An innate behavioral repertoire is thought to be initiated by higher-order brain centers that represent a specific motivational state or drive3,66–71. These centers are activated by stimuli relevant to the drive and then select an appropriate motor program for action15,72–74. A signal is then transmitted to preconfigured circuits in the ventral nerve cord or spinal cord that are capable of producing a coordinated sequence of motor actions18,40,75–78. Pivotal intermediaries in this pathway are the descending interneurons that link the output of higher brain centers with the appropriate local circuits in the ventral nerve cord15,18,24,40,72,74,79–83. One intermediary eliciting components of egg laying in D. melanogaster has been recently identified, the descending oviDN cluster of neurons15. OviDNs are necessary and causal for the expression of the terminal components of the egg-laying sequence: abdominal bending, ovipositor burrowing and egg expulsion. Higher-order brain centers disinhibit the oviDN cluster following mating and modulate oviDN activity in response to mechanical and gustatory stimuli presented to the legs15,17. Thus, oviDNs are poised to induce the transition from exploration (walking and proboscis sampling) to later steps in the sequence, resulting in egg deposition. Although activation of the oviDNs is capable of eliciting the complete sequence from abdominal bending to egg expulsion, our observations demonstrate that transitions along this late sequence are exquisitely sensitive to ongoing sensory feedback. We observe that abdominal bending does not always lead to burrowing and identify that this transition is modulated by tactile feedback from ATB neurons. Furthermore, the duration of burrowing and the transition to the reset phase are informed by feedback from PU neurons that sense the presence of the egg in the ovipositor. Thus, once the activation of oviDNs initiates the egg deposition motor program, sensory information acquired during the ensuing behavioral sequence governs the progression of the component actions to satisfy the drive.
Methods
Fly stocks and genotypes
All experiments were performed using 3- to 20-d-old females. For detailed fly stock sources and genotypes, see Supplementary Tables 5 and 6.
Fly husbandry
Flies were reared at 25 °C and 55% relative humidity on a 12-h light/12-h dark cycle in vials containing cornmeal-agarose food. Females used in egg-laying experiments were genotyped under CO2 anesthesia within 1 d of eclosion and transferred to a vial containing an enriched medium (Nutri-Fly GF, Genesci Scientific) in a ratio of 4 females to 5 males, with a minimum of 12 and a maximum of 20 females per vial48. Egg-laying experiments were performed 5 to 7 d after eclosion. All experiments were initiated ±2 h of lights off. For optogenetic experiments, flies were reared and maintained in complete darkness, and all-trans-retinal (0.4 mM; Santa Cruz Biotechnology) was included in the enriched medium.
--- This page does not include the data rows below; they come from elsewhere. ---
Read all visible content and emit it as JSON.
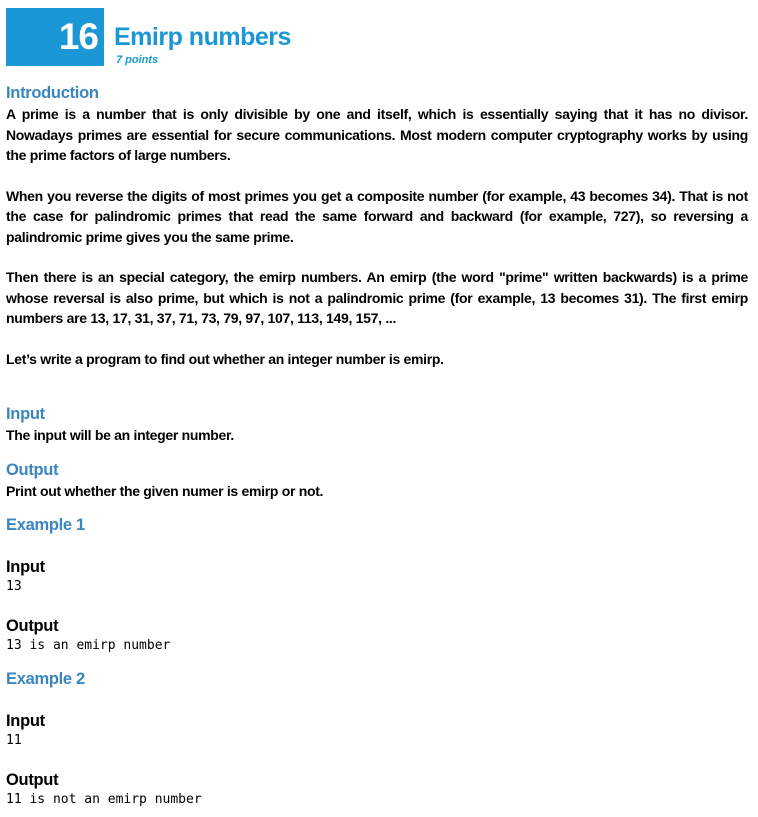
{
  "problem": {
    "number": "16",
    "title": "Emirp numbers",
    "points": "7 points"
  },
  "introduction": {
    "heading": "Introduction",
    "paragraphs": [
      "A prime is a number that is only divisible by one and itself, which is essentially saying that it has no divisor. Nowadays primes are essential for secure communications. Most modern computer cryptography works by using the prime factors of large numbers.",
      "When you reverse the digits of most primes you get a composite number (for example, 43 becomes 34). That is not the case for palindromic primes that read the same forward and backward (for example, 727), so reversing a palindromic prime gives you the same prime.",
      "Then there is an special category, the emirp numbers. An emirp (the word \"prime\" written backwards) is a prime whose reversal is also prime, but which is not a palindromic prime (for example, 13 becomes 31). The first emirp numbers are 13, 17, 31, 37, 71, 73, 79, 97, 107, 113, 149, 157, ...",
      "Let’s write a program to find out whether an integer number is emirp."
    ]
  },
  "input": {
    "heading": "Input",
    "text": "The input will be an integer number."
  },
  "output": {
    "heading": "Output",
    "text": "Print out whether the given numer is emirp or not."
  },
  "examples": [
    {
      "heading": "Example 1",
      "input_label": "Input",
      "input_value": "13",
      "output_label": "Output",
      "output_value": "13 is an emirp number"
    },
    {
      "heading": "Example 2",
      "input_label": "Input",
      "input_value": "11",
      "output_label": "Output",
      "output_value": "11 is not an emirp number"
    }
  ],
  "colors": {
    "badge": "#1a97d4",
    "heading": "#3a86c1"
  }
}
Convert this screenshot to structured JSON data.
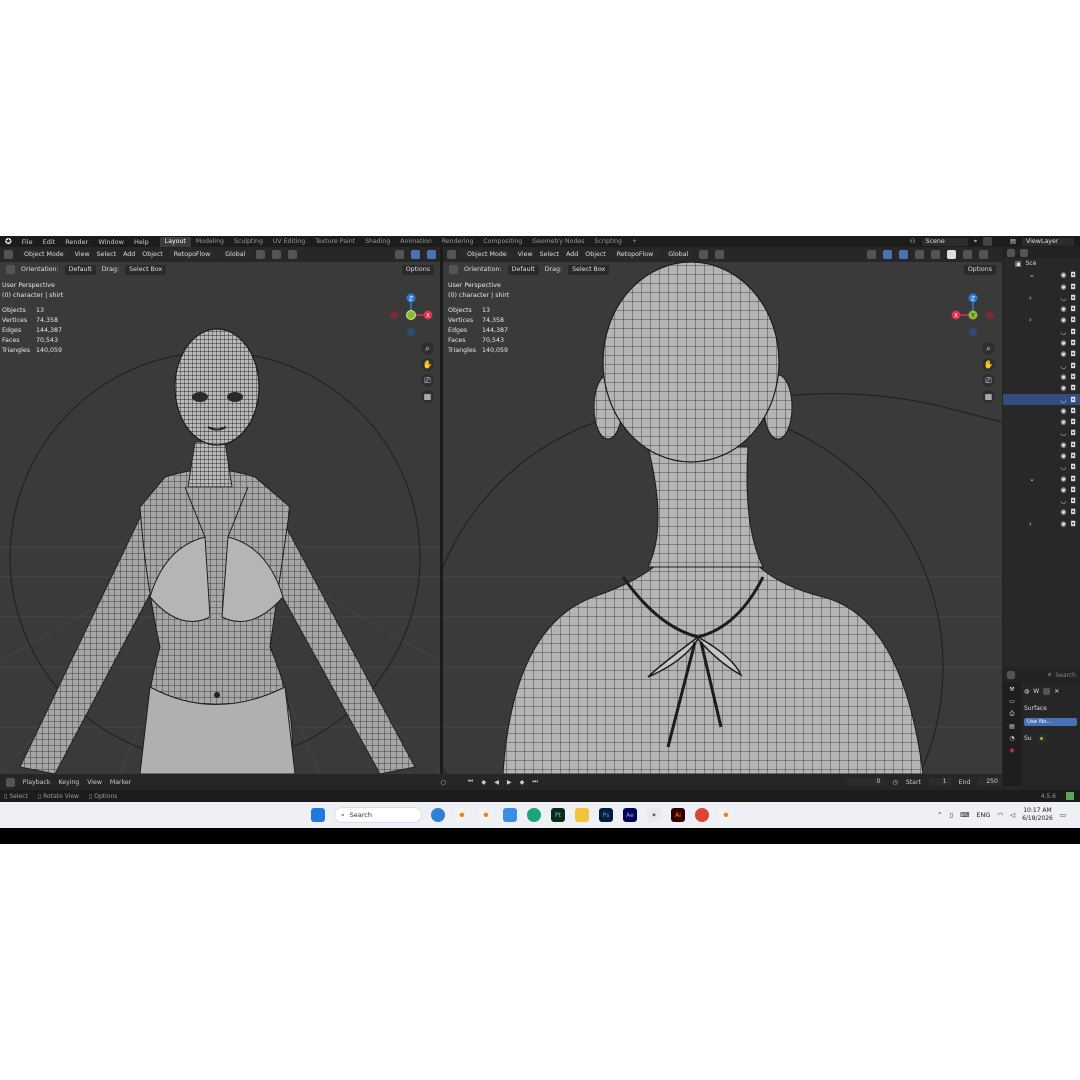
{
  "menu": [
    "File",
    "Edit",
    "Render",
    "Window",
    "Help"
  ],
  "workspaces": [
    "Layout",
    "Modeling",
    "Sculpting",
    "UV Editing",
    "Texture Paint",
    "Shading",
    "Animation",
    "Rendering",
    "Compositing",
    "Geometry Nodes",
    "Scripting"
  ],
  "active_workspace": "Layout",
  "scene": "Scene",
  "view_layer": "ViewLayer",
  "left_viewport": {
    "mode": "Object Mode",
    "menus": [
      "View",
      "Select",
      "Add",
      "Object"
    ],
    "addon": "RetopoFlow",
    "transform": "Global",
    "orientation_label": "Orientation:",
    "orientation_value": "Default",
    "drag_label": "Drag:",
    "drag_value": "Select Box",
    "options": "Options",
    "perspective": "User Perspective",
    "active": "(0) character | shirt",
    "stats": [
      {
        "label": "Objects",
        "value": "13"
      },
      {
        "label": "Vertices",
        "value": "74,358"
      },
      {
        "label": "Edges",
        "value": "144,387"
      },
      {
        "label": "Faces",
        "value": "70,543"
      },
      {
        "label": "Triangles",
        "value": "140,059"
      }
    ]
  },
  "right_viewport": {
    "mode": "Object Mode",
    "menus": [
      "View",
      "Select",
      "Add",
      "Object"
    ],
    "addon": "RetopoFlow",
    "transform": "Global",
    "orientation_label": "Orientation:",
    "orientation_value": "Default",
    "drag_label": "Drag:",
    "drag_value": "Select Box",
    "options": "Options",
    "perspective": "User Perspective",
    "active": "(0) character | shirt",
    "stats": [
      {
        "label": "Objects",
        "value": "13"
      },
      {
        "label": "Vertices",
        "value": "74,358"
      },
      {
        "label": "Edges",
        "value": "144,387"
      },
      {
        "label": "Faces",
        "value": "70,543"
      },
      {
        "label": "Triangles",
        "value": "140,059"
      }
    ]
  },
  "gizmo_axes": {
    "x": "X",
    "y": "Y",
    "z": "Z"
  },
  "timeline": {
    "menus": [
      "Playback",
      "Keying",
      "View",
      "Marker"
    ],
    "current_frame": "0",
    "start_label": "Start",
    "start_value": "1",
    "end_label": "End",
    "end_value": "250"
  },
  "statusbar": {
    "select": "Select",
    "rotate": "Rotate View",
    "options": "Options",
    "version": "4.5.6"
  },
  "outliner": {
    "header": "Sce"
  },
  "properties": {
    "search_placeholder": "Search",
    "world": "W",
    "surface": "Surface",
    "use_nodes": "Use No...",
    "su": "Su"
  },
  "taskbar": {
    "search": "Search",
    "lang": "ENG",
    "time": "10:17 AM",
    "date": "6/18/2026",
    "apps": [
      {
        "name": "photoshop",
        "label": "Ps",
        "color": "#001e36"
      },
      {
        "name": "after-effects",
        "label": "Ae",
        "color": "#00005b"
      },
      {
        "name": "illustrator",
        "label": "Ai",
        "color": "#330000"
      },
      {
        "name": "substance-painter",
        "label": "Pt",
        "color": "#0c2a1c"
      }
    ]
  },
  "colors": {
    "accent": "#4772b3",
    "x_axis": "#e0304a",
    "y_axis": "#8bbf2a",
    "z_axis": "#2e7bd6",
    "selection": "#334d80"
  }
}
Wild-type and loss-of-function behavior
For quantifying behavior at high resolution, single females were filmed in parallel within a custom three-dimensional-printed assembly containing six chambers (Shapeways). Individual chambers were 4.1 mm deep and tapered from top to bottom (7.3 mm × 5.8 mm to 6.7 mm × 4.3 mm). One side of the chamber was open to a reservoir, within which the agarose-based substrate (Affymetrix Agarose-LE, 32802) plus 3% acetic acid (vol/vol; Sigma-Aldrich, 338826) was poured and allowed to set for 30 min. Flies were introduced by gentle aspiration, the assembly was placed at the center of a 5-cm off-axis ring light (530 nm; Metaphase Technologies), and video recording was performed using a GigE camera (Basler Ace acA2000-50gmNIR) attached to a ×0.5 telecentric lens (Edmund Optics, 54-798) at 20 Hz (682 × 540 pixels per chamber) via pylon Viewer software (Basler). Experiments lasted 2 h.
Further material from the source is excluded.